Neuroscience has ended up saying some very strange, very damaging things about boys. Leading neuroscientist Simon Baron-Cohen (yes, he’s the cousin of the other one) actually argues that autism is ‘an extreme form of maleness’, caused by exposure to high levels of prenatal testosterone. Put another way, he’s in effect arguing that ‘normal’ maleness is a mild form of autism (rather like most of the novels of Nick Hornby). Dr Eliot does a particularly nifty job of dispatching this argument, concluding that far from being some kind of excess of maleness, we still just don’t know what causes autism.

But my favourite part of the book was this anecdote, used to illustrate how five-year-olds tend to define and enforce gender in a manner entirely consistent with the ‘What Are Little Boys Made Of?’ nursery rhyme:

Psychologist Sandra Bem cites a perfect example of such gender-defining stereotypes in the experience of her own son, Jeremy. She and her husband had gone to great lengths to raise their two children in a gender-neutral way, so when Jeremy announced one day that he wanted to wear hair slides to nursery school, she simply put them in his hair and let him go.  Expecting him to be teased, she was surprised that he said nothing about it when he came home that day. Later, however, she learned from his teacher that Jeremy had indeed been hounded by on boy, who kept asserting that Jeremy must be a girl “because only girls wear hair slides.”

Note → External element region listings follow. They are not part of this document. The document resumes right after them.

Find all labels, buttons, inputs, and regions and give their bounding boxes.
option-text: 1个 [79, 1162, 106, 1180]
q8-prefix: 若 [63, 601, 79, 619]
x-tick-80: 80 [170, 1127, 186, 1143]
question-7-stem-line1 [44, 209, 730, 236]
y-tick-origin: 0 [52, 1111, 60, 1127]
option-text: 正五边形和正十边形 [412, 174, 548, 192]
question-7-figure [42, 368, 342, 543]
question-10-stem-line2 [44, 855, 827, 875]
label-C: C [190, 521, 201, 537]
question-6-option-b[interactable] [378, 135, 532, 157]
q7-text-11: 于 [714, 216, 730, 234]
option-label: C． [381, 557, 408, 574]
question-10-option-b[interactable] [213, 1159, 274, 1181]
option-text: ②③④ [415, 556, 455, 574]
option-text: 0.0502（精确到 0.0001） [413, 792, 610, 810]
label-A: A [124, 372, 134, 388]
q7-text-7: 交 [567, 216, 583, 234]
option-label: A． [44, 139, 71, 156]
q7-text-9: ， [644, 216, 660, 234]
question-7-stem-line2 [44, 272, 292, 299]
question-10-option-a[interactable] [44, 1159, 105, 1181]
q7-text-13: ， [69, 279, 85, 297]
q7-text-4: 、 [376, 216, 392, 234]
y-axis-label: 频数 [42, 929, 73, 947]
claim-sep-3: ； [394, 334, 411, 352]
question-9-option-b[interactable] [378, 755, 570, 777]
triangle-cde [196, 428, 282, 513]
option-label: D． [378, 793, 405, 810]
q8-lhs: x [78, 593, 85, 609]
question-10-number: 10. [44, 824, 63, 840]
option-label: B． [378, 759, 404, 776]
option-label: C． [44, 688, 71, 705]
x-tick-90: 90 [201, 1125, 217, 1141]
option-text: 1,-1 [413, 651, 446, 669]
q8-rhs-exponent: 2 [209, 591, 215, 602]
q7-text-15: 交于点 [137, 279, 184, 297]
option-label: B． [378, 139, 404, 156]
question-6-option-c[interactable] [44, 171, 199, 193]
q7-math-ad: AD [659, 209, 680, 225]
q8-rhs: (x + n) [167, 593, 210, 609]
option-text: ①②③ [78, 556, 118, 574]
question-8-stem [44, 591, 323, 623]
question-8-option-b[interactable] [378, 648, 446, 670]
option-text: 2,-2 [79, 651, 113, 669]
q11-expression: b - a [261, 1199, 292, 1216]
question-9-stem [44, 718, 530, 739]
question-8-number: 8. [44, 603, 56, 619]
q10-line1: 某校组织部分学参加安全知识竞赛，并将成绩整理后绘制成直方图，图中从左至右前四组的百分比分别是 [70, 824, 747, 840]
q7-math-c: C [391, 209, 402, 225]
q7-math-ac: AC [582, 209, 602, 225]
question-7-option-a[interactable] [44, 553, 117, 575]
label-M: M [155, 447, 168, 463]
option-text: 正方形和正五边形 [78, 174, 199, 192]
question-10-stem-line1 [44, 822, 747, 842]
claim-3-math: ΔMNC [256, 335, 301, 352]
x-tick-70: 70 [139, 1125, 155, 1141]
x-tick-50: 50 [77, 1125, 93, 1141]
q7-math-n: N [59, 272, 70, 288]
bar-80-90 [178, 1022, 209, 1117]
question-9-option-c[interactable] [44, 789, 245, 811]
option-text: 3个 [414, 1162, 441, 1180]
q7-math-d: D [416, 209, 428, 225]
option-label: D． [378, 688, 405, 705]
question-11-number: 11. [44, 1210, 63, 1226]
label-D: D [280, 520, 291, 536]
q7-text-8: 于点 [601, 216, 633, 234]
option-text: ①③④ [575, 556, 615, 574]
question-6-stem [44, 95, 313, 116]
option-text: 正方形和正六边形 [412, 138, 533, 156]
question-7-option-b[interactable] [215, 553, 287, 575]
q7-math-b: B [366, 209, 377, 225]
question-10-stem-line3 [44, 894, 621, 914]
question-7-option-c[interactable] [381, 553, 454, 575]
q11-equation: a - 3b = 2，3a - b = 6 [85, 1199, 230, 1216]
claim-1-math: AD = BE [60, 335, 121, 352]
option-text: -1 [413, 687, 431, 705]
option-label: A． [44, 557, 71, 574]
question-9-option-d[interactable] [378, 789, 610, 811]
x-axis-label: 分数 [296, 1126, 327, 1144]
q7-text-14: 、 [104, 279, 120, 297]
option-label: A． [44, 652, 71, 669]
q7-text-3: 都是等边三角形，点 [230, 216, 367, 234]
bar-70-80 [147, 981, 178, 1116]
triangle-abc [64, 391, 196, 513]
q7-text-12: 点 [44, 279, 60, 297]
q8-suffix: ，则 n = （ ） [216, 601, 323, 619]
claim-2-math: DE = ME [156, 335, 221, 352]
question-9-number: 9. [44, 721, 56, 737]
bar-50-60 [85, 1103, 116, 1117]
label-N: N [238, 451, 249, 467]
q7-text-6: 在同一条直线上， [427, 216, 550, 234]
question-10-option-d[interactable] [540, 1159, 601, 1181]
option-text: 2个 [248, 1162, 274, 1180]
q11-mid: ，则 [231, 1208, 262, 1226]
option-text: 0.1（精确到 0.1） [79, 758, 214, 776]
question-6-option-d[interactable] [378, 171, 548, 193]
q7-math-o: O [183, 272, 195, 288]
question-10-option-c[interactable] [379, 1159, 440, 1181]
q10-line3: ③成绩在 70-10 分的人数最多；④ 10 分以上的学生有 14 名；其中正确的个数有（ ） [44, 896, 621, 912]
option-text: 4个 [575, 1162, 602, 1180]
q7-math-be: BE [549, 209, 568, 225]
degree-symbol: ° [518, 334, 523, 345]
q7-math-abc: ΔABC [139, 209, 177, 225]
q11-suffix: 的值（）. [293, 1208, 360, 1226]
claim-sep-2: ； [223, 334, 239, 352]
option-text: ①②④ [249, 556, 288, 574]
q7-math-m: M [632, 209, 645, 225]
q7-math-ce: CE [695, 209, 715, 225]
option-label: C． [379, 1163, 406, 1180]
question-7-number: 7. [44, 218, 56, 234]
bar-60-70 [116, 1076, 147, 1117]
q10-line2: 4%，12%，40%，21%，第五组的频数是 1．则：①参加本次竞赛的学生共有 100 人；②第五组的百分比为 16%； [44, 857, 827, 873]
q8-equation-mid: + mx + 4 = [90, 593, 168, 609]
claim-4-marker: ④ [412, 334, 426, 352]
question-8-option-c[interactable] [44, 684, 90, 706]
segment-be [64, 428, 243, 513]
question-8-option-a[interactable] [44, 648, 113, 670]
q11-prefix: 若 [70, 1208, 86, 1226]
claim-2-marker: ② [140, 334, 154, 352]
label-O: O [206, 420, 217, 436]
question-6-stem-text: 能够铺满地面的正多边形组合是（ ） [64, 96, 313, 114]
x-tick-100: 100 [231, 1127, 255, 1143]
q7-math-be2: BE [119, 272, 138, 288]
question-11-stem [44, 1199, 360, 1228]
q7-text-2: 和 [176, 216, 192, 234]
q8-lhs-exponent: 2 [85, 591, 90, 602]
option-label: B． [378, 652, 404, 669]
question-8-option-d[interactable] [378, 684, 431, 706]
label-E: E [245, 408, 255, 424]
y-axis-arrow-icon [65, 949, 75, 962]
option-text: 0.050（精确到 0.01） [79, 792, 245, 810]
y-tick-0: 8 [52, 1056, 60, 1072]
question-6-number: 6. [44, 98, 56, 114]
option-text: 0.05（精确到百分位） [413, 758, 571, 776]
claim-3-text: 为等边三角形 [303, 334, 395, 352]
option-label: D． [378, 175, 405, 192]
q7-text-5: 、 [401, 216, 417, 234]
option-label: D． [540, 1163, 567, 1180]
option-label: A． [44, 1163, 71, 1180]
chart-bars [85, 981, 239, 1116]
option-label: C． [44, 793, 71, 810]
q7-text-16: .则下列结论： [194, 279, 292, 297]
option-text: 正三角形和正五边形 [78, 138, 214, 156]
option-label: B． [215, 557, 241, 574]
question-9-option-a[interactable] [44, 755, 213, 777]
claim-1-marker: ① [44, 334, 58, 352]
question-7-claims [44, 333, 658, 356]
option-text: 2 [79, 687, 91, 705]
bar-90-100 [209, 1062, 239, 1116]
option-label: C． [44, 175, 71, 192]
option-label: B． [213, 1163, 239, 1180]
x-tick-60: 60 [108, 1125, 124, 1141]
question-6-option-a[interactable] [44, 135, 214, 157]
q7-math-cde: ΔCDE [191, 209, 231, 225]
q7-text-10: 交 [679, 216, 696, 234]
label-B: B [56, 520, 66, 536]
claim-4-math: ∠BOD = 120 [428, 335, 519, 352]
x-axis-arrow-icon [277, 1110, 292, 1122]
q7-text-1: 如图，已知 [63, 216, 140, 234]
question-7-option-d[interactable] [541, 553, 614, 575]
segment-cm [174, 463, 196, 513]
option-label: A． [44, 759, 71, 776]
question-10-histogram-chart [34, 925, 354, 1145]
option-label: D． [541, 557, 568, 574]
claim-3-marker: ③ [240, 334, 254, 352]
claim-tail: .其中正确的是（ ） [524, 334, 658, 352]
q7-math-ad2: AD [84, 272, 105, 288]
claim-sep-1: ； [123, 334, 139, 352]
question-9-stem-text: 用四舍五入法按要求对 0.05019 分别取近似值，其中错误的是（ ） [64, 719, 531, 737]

“No,” Professor Bem’s well-taught son had countered, going on to insist that he was indeed a boy because he had “ a penis and testicles.”  To prove the point, Jeremy even pulled down his trousers.

But the other boy was not persuaded and replied: “Everyone has a penis; only girls wear hair slides.”

Given what Dr Eliot reports here about many of her colleague’s work, it’s difficult not to conclude that the ‘only girls wear hair slides’ bossy little boy is going to grow up to be a neuroscientist.